History of BMC

Uppsala Biomedical Center (BMC) was planned in the late 1950´s in order to gather the old preclinical institutions, all of which were growing rapidly due to the increasing number of students and due to new technology requiring better security and more effective laboratories.

The BMC was created by the well-known Swedish architect, Paul Hedqvist (1895-1977) in close cooperation with Karl-Johan Öbrink (1918-1998), professor in physiology in Uppsala. Hedqvist and Öbrink had a vision of “integrated integrity”, which meant that cooperation between different departments and researchers should be facilitated by all means, but no one should be forced to cooperate.
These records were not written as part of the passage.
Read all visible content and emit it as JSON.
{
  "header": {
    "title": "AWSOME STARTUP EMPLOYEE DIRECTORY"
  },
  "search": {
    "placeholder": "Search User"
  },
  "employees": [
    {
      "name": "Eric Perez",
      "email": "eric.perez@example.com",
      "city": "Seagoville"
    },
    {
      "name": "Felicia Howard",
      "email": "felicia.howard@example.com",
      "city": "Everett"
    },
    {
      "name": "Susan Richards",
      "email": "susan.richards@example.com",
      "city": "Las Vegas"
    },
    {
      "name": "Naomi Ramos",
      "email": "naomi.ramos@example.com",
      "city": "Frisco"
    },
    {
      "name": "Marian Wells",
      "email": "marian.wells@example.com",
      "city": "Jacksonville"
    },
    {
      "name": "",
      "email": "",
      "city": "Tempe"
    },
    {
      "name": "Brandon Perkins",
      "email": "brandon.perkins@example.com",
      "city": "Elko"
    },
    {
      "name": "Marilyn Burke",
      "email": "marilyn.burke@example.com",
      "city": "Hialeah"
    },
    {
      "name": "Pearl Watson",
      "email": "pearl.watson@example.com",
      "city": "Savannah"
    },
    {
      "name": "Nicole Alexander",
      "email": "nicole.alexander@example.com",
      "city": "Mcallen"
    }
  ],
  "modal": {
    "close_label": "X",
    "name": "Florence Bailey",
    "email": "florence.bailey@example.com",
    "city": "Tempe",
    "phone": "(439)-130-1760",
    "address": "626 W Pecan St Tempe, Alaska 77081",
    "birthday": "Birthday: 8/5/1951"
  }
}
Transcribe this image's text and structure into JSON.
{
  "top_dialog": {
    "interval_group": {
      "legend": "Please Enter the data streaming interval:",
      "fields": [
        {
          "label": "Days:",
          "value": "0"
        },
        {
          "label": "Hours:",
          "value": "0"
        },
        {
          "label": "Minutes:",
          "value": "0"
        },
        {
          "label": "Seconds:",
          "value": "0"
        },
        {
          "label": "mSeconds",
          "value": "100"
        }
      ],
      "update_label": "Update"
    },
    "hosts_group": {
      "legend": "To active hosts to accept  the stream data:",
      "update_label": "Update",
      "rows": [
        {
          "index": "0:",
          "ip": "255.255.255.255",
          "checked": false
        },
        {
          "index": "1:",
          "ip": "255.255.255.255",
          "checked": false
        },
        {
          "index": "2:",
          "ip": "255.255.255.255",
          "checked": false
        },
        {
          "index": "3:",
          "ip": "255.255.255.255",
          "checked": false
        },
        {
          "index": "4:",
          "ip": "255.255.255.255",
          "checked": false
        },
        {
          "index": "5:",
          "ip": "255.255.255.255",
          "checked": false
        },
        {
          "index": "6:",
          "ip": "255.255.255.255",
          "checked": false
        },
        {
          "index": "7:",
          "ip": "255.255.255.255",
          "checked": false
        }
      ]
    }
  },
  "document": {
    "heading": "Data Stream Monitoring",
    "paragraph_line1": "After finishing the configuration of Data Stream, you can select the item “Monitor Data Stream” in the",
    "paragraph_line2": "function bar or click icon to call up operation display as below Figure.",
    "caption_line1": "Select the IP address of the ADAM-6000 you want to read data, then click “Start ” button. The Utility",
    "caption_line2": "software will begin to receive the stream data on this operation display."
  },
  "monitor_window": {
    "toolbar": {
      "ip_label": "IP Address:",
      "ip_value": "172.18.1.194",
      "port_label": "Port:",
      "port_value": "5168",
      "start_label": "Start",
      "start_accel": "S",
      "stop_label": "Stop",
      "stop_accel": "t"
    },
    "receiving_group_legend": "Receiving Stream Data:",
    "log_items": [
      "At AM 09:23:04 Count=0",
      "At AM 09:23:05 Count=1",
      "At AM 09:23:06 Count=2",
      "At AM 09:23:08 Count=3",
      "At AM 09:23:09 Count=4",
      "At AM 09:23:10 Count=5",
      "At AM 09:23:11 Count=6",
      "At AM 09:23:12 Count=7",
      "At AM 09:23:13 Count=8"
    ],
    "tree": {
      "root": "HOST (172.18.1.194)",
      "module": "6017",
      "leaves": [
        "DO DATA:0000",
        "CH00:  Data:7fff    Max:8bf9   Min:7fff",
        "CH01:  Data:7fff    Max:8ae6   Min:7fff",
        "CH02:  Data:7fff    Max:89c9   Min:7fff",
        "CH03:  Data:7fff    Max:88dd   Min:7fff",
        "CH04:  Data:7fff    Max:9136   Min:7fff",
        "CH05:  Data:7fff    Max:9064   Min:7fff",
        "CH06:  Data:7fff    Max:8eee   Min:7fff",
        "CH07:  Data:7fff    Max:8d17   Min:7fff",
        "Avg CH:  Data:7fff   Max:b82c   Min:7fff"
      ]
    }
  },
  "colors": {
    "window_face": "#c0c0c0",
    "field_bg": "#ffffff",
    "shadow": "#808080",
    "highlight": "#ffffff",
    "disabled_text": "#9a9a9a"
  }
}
The construction started in 1968. In 1977, it was officially inaugurated, and the 13 meter high sculpture “DNA-molecule” by the Swedish artist Bror Marklund, was unveiled. In 1983, BMC was one of the biggest research centers in Europe with more than 30 departments representing four faculties and two universities situated in the very same building. Today BMC harbors biomedical research and education in different life science areas. The main part belongs to Uppsala University, but there are also units from the Swedish University of Agricultural Science and the Ludwig Institute for Cancer Research. The history of BMC is a history of the development of modern biomedicine, about research and education, which has to be documented, preserved, and displayed for the future.

The actual study aims at investigating and specifying the documents in the BMC-archive in order to make them researchable.